Kanon se adelantó a la casa, mientras Saga que quedo acariciando a Bucéfalo.

—Esta vez tiene que ser la última —le dijo al perro —Yo me encargaré de eso.

Caminó sobre los pasos de su hermano y cuando entró a la cocina, escuchó los pasos apresurados de Milo y Aioria por la escalera. Una pequeña sonrisa se dibujó en su rostro.

—¡No fuiste por mí! —exclamó Milo al entrar en la cocina.

—¡Bicho! No sabía que venias.

La expresión ofendida de Milo, les arrancó una carcajada a todos.

—Te lo dije hace más de un mes.

—Me lo hubieras dicho hace una semana. Tengo una vida ocupada.

Indignado, Milo tomó asiento.

—Para redimirse, puede acompañarte mañana al Partenón —Intervinó Saga.
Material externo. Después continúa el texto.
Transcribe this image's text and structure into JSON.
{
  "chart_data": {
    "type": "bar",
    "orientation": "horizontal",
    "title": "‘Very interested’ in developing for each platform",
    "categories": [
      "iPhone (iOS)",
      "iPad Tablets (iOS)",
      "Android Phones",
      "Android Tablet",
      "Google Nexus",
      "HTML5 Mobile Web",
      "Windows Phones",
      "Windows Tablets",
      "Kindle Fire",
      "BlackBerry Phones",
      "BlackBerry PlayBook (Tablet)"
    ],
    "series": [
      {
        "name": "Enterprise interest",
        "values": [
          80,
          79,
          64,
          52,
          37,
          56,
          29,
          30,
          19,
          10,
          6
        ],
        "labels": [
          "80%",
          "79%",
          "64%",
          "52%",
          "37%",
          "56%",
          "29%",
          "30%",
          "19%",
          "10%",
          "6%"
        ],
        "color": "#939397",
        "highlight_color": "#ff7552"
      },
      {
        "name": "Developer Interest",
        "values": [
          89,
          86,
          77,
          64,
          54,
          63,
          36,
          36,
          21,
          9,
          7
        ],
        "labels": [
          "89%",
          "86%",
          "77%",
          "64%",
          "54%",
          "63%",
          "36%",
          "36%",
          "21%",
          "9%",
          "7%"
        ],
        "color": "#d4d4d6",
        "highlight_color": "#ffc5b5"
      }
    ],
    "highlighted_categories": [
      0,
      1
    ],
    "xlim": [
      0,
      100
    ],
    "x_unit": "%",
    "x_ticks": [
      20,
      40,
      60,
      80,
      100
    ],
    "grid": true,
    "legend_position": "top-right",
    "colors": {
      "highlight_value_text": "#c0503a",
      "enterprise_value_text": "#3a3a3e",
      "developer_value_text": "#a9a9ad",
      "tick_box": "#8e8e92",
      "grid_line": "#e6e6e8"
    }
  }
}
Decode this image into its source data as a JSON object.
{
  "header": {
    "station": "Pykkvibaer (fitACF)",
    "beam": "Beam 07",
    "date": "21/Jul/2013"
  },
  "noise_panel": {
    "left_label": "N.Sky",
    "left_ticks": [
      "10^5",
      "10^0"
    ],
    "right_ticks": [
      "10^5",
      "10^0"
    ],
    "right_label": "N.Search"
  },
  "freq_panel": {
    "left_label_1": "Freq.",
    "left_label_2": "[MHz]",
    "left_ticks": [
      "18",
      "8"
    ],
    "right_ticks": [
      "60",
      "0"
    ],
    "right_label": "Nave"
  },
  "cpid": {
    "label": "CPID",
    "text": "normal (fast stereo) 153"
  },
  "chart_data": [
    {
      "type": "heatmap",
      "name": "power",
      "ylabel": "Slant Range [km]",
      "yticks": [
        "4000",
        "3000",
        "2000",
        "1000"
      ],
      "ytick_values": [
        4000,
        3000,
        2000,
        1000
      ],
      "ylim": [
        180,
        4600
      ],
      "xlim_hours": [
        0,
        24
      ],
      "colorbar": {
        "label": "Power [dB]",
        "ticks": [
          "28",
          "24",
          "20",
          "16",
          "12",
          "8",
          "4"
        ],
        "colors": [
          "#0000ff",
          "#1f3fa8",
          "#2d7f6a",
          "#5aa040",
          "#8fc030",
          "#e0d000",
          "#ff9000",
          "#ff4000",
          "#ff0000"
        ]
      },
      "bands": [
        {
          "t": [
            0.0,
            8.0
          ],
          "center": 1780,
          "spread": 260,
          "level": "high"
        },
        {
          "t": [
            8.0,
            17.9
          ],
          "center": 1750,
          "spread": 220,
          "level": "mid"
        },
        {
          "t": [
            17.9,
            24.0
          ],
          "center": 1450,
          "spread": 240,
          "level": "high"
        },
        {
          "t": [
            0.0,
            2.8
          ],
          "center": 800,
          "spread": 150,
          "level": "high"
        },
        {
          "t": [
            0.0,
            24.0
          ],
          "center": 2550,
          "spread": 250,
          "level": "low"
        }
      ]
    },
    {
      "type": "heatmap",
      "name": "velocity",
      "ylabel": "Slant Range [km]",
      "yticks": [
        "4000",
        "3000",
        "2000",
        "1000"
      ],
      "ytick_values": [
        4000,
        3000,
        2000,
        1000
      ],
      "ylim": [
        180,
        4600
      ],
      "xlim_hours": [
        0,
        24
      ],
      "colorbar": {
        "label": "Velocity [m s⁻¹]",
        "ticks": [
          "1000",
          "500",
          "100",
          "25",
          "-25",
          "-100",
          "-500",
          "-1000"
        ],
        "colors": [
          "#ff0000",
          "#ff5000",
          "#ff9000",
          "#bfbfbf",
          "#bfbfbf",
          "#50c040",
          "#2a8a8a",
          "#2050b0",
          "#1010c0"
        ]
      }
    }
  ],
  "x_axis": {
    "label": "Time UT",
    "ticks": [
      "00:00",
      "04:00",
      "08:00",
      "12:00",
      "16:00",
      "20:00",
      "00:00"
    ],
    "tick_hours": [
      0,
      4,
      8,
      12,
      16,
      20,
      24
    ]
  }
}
Kanon volteo a verlo contrariado —Iremos todos.

—Sí, tienes que ir —apuntó Milo.

—Sera divertido —dijo Aioros.

—No sé que le encuentras de divertido a un montón de piedras.

—Hace mucho que no salimos todos juntos —se encogió de hombros Aiora—. Solo no lleves a la bruja de tu novia.

Saga se tensó, suponiendo que aquella era una fibra sensible, pero para su sorpresa Kanon rompió en una carcajada.

—Vale, me han convencido.

Milo celebró y mirándolo, Saga supo que aquel pequeño plan en su cabeza iba a comenzar a tomar forma.

—Shaka… Shaka

La voz era profunda, inmortal. El chico la escuchaba como un susurro en su oído, pero a la vez sentía el eco en toda su mente, la sentía en su piel, con cada uno de sus sentidos. En ese instante no existía nada más que aquella voz. Había alcanzado aquel rincón de su mente donde no existía el tiempo, ni la materia. Donde la individualidad se desvanecía y solo existía el todo, el Uno. Ataraxia, le llamaban según su doctrina. El estado de máxima concentración donde se desvanecían todos los deseos.

Y justo en ese lugar se encontraba su maestro.

—¿Por qué las dudas están invadiendo tu espíritu?

—¿Cómo podríamos los mortales juzgar las decisiones de los dioses? Rebelarnos, desencadenar batallas… solo traerá más muerte y dolor al mundo. ¿No es el camino correcto aquel que desencadena menos dolor?

—No se debe huir del dolor, ni de la muerte, ni la vejez… ¿acaso lo has olvidado ya? El dolor no es más que una señal que nos indica cuanto nos alejamos de nuestro dharma. El huir de él, apegarte a una vida, no te acercara a la felicidad, ni a la paz, ni a la liberación; en cambio te traerá más dolor, a ti y a los demás. Solo cumpliendo él deber se puede para la rueda del Samsara…

La voz de su maestro se perdió de pronto y Shaka se encontró a sí mismo en un amplio jardín. A cada lado suyo se encontraban los arboles gemelos y las flores rosadas danzaban con el viento. Un hombre avanzaba lentamente hacia él, su cabellera era larga, verde; y su túnica negra llegaba hasta el suelo.

—Shaka —lo llamó con una autoridad innegable —. Debes reunirlos a todos. Debes buscarme en este lugar.

Shaka se levantó lentamente y observó a su alrededor. Un gran templo de mármol blanco, se alzaba a su derecha. Y atrás de él, se erguia una estatua enorme como ninguna. Una Atenea.